Maffei 1 is a massive elliptical galaxy in the constellation Cassiopeia. Once believed to be a member of the Local Group of galaxies, it is now known to belong to a separate group, the IC 342/Maffei Group....
Maffei 1 is situated at an estimated distance of 3–4 Mpc from the Milky Way. It may be the closest giant elliptical galaxy...
Maffei 1 lies in the Zone of Avoidance and is heavily obscured by the Milky Way's stars and dust. If it were not obscured, it would be one of the largest (about 3/4 the size of the full moon), brightest, and best-known galaxies in the sky...
The total visible absolute magnitude of Maffei 1, MV=−20.8, is comparable to that of the Milky Way.
Yes, but apart from Maffei 1, all the reasonably large galaxies in and close to the Local Group are spirals:
Even Maffei 2, another member of the Maffei/IC 342 group, is a spiral:
So, yeah. All the reasonably large galaxies in and near the Local Group of galaxies are spirals, all but one, Maffei 1.

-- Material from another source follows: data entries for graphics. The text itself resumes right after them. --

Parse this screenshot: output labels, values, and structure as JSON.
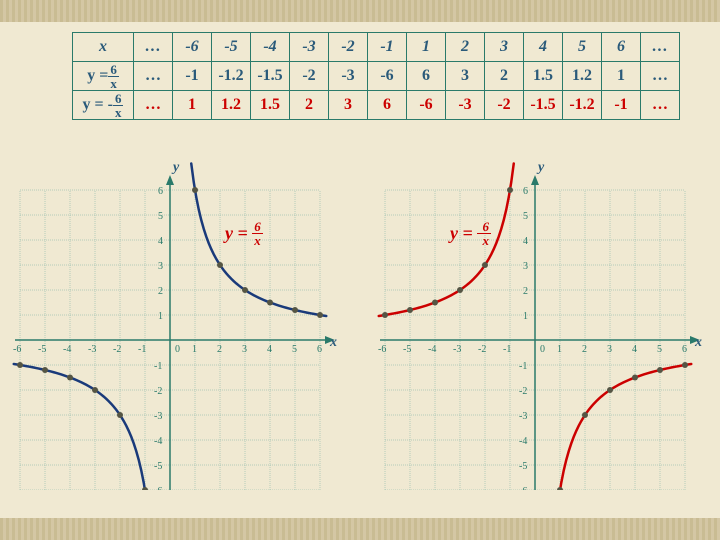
{
  "table": {
    "header": [
      "x",
      "…",
      "-6",
      "-5",
      "-4",
      "-3",
      "-2",
      "-1",
      "1",
      "2",
      "3",
      "4",
      "5",
      "6",
      "…"
    ],
    "row2_label": "y = 6/x",
    "row2": [
      "…",
      "-1",
      "-1.2",
      "-1.5",
      "-2",
      "-3",
      "-6",
      "6",
      "3",
      "2",
      "1.5",
      "1.2",
      "1",
      "…"
    ],
    "row3_label": "y = -6/x",
    "row3": [
      "…",
      "1",
      "1.2",
      "1.5",
      "2",
      "3",
      "6",
      "-6",
      "-3",
      "-2",
      "-1.5",
      "-1.2",
      "-1",
      "…"
    ]
  },
  "charts": {
    "grid_color": "#7ab0a4",
    "axis_color": "#2a7a6a",
    "bg_color": "#f0e9d2",
    "xlim": [
      -6,
      6
    ],
    "ylim": [
      -6,
      6
    ],
    "tick_step": 1,
    "point_color": "#555544",
    "left": {
      "label": "y = 6/x",
      "label_color": "#cc0000",
      "curve_color": "#1a3a7a",
      "curve_width": 2.5,
      "points": [
        [
          -6,
          -1
        ],
        [
          -5,
          -1.2
        ],
        [
          -4,
          -1.5
        ],
        [
          -3,
          -2
        ],
        [
          -2,
          -3
        ],
        [
          -1,
          -6
        ],
        [
          1,
          6
        ],
        [
          2,
          3
        ],
        [
          3,
          2
        ],
        [
          4,
          1.5
        ],
        [
          5,
          1.2
        ],
        [
          6,
          1
        ]
      ]
    },
    "right": {
      "label": "y = -6/x",
      "label_color": "#cc0000",
      "curve_color": "#cc0000",
      "curve_width": 2.5,
      "points": [
        [
          -6,
          1
        ],
        [
          -5,
          1.2
        ],
        [
          -4,
          1.5
        ],
        [
          -3,
          2
        ],
        [
          -2,
          3
        ],
        [
          -1,
          6
        ],
        [
          1,
          -6
        ],
        [
          2,
          -3
        ],
        [
          3,
          -2
        ],
        [
          4,
          -1.5
        ],
        [
          5,
          -1.2
        ],
        [
          6,
          -1
        ]
      ]
    }
  },
  "axis_labels": {
    "x": "x",
    "y": "y"
  }
}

But let's look at the major galaxies of another nearby group, the M81 group:
While M81 is a picture-perfect grand design galaxy, M82 is a contorted object wildly spewing gas into its surroundings from runaway star formation in its core. Apparently interactions with M81 drove much or most of the gas in M82 into the Cigar galaxy's center, where all this gas set off a wildfire of star formation. So while the disk of M82 is both chaotic and turbulent and apparently not forming any stars at all, the center is forming stars at a rate that can't possibly leave the galaxy "unscathed". My guess is that M82 will end up as a lenticular galaxy, a "strangled" galaxy with a disk but with no gas or star formation.
M81 is bigger than M82. The bigger bully "won".
In large galaxy clusters, almost every galaxy is close to another galaxy that can be described as a bigger bully. Being close to a big bully isn't good for a galaxy's elegant spiral shape. So how did Maffei 1 ended up as a giant elliptical galaxy, when this galaxy can only be described as its own biggest bully? Maffei 1 hasn't even got an active galactic nucleus, no feeding black hole and no jet. Don't ask me what made it "go elliptical"!
A sparse and empty surroundings may be good for a galaxy that wants to do things its own way. Like UGC 1382.
UGC 1382, living its life in splendid isolation unbothered by any big galactic bullies, has picked up passing galactic driftwood and flotsam and incorporated these pieces into itself. Now it is gigantic, with a diameter of some 718,000 light-years. That's aaa-mazing!!!